NATO announced this week that, of some 370 total missions flown by its combat aircraft in 2021, 290 involved “response to the activities of Russian aircraft.” Most of those were warplanes operating in northwest Europe that “were flying too close to the airspace of member countries.”
Most of the intercepts played out in the Baltic region near Estonia, Latvia and Lithuania. In a statement, NATO reported, “Generally, intercepts occurred without incident as NATO planes take off to identify the approaching aircraft and escort it out of the area. Very few intercepted flights entered allied airspace.”

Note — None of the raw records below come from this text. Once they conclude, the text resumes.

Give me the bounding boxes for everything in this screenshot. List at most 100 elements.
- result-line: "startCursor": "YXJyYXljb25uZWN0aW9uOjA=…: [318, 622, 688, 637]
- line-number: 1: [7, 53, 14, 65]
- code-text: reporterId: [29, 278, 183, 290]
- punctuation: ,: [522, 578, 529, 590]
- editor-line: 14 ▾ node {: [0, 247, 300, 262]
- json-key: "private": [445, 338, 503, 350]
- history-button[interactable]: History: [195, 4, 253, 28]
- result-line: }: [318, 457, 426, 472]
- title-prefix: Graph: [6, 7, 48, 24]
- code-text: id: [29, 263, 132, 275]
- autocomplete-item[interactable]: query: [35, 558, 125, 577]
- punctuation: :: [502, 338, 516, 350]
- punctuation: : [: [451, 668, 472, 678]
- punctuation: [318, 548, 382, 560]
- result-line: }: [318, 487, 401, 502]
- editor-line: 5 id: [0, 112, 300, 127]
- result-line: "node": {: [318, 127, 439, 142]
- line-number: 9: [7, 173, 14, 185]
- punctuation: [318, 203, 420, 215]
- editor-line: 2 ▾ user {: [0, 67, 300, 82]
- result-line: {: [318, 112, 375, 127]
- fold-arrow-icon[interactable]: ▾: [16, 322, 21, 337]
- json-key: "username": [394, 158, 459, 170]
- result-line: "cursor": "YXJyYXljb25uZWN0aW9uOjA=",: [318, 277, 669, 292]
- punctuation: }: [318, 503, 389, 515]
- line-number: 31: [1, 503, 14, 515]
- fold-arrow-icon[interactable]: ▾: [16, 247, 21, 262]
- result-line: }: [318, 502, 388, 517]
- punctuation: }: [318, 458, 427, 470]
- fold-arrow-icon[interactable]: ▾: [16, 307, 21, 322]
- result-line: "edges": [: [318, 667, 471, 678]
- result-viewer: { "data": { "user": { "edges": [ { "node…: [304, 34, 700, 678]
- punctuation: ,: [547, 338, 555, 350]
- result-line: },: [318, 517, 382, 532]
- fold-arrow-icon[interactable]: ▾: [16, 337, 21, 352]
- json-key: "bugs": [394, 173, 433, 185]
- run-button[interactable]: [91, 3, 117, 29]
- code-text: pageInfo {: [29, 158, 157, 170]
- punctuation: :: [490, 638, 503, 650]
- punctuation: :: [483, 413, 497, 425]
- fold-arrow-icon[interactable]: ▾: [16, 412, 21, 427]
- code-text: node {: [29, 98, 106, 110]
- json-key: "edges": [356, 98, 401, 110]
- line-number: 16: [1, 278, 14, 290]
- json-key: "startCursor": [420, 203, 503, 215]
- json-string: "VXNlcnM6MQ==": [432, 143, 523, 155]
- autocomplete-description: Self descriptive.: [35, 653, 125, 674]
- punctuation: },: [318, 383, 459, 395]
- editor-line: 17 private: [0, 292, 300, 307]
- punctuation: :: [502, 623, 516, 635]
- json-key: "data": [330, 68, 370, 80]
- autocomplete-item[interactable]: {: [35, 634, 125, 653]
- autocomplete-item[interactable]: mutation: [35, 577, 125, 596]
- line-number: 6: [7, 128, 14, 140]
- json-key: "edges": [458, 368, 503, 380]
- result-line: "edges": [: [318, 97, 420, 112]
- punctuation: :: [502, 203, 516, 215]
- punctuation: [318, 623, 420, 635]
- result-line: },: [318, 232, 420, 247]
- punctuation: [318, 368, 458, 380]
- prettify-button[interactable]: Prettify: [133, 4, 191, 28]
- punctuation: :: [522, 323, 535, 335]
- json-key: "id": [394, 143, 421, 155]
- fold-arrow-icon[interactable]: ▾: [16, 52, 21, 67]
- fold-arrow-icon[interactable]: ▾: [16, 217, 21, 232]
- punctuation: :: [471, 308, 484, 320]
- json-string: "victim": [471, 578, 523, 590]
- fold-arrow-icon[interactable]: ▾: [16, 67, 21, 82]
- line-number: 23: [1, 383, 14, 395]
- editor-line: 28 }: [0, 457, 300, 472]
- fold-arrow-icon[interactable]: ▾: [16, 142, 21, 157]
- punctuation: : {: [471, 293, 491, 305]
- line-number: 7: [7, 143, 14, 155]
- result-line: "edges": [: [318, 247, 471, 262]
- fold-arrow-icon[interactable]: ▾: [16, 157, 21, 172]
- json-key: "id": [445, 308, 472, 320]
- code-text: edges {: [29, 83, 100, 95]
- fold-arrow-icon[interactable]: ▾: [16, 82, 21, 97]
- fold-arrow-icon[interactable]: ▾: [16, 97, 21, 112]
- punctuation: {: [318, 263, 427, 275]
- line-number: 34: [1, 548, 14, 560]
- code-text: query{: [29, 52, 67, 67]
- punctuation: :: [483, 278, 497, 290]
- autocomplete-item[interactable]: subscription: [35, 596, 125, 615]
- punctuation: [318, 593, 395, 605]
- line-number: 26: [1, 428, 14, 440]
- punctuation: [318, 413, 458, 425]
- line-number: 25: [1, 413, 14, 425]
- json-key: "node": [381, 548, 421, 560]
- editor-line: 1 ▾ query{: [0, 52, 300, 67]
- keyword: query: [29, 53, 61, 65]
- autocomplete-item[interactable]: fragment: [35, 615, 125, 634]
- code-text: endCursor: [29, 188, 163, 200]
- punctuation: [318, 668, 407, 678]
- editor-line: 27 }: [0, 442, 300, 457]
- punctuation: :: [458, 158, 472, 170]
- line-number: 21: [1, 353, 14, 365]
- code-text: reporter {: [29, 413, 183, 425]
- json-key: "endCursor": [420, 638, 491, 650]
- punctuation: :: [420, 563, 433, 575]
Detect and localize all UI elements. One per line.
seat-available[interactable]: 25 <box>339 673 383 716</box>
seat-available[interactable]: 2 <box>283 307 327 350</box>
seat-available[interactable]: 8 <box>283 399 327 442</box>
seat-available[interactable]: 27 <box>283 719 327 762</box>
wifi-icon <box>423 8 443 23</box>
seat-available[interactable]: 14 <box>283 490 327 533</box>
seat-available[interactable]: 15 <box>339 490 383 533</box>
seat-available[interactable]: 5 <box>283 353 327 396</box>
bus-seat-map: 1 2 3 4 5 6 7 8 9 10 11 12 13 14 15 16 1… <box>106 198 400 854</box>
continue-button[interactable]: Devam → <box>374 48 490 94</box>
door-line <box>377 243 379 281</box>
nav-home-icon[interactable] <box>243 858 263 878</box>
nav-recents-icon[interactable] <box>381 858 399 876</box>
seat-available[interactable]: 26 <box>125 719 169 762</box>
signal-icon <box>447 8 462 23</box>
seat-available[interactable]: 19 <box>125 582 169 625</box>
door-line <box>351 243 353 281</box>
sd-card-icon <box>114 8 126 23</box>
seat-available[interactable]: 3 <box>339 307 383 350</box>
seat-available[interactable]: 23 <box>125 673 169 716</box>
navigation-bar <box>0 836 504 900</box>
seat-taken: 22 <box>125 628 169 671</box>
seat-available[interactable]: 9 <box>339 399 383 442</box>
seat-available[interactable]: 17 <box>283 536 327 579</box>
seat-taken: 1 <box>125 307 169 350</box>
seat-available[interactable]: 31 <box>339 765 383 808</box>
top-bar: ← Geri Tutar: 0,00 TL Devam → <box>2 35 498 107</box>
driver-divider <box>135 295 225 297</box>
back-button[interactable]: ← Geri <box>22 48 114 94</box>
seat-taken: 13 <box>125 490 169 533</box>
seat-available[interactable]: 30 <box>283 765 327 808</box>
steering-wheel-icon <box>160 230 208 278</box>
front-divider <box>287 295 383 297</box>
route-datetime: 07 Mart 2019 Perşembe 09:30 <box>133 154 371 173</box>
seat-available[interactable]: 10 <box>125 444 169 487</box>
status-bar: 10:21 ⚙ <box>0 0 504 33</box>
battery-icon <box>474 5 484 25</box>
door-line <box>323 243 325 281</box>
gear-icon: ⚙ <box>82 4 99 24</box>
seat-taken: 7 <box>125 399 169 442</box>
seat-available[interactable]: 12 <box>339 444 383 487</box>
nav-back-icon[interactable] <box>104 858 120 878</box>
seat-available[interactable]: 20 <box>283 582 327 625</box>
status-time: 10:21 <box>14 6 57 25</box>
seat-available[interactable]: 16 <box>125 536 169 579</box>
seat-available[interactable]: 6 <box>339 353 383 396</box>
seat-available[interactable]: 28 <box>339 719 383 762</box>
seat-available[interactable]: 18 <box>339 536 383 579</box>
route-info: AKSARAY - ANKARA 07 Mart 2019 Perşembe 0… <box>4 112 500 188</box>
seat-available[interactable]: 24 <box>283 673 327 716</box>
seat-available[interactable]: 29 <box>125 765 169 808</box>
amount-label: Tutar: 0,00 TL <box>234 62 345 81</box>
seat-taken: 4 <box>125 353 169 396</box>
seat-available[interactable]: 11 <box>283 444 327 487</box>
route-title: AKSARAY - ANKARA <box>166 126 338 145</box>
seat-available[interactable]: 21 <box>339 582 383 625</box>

Still, despite growing tensions surrounding Russia’s military buildup along the border with Ukraine, NATO reports the number of Russia-linked intercepts actually decreased this year. In 2020, NATO scrambled alert aircraft some 350 times in response to Russian planes.
The international peacekeeping group reports that more than 60 NATO jets are on 24/7/365 standby status throughout Europe, available at a moment’s notice to respond to events such as “unannounced military flights or civilian planes losing communication with air-traffic controllers for any reason, which could range from technical problems to hijacking,” NATO said.
Most of the incidents over the past year involved identifying and diverting Russian aircraft, which is an aerial cat-and-mouse game that both sides have come to see as almost routine. According to NATO, all this year’s interactions played out “without incident … very few of the intercepted aircraft entered the airspace of the Allies.”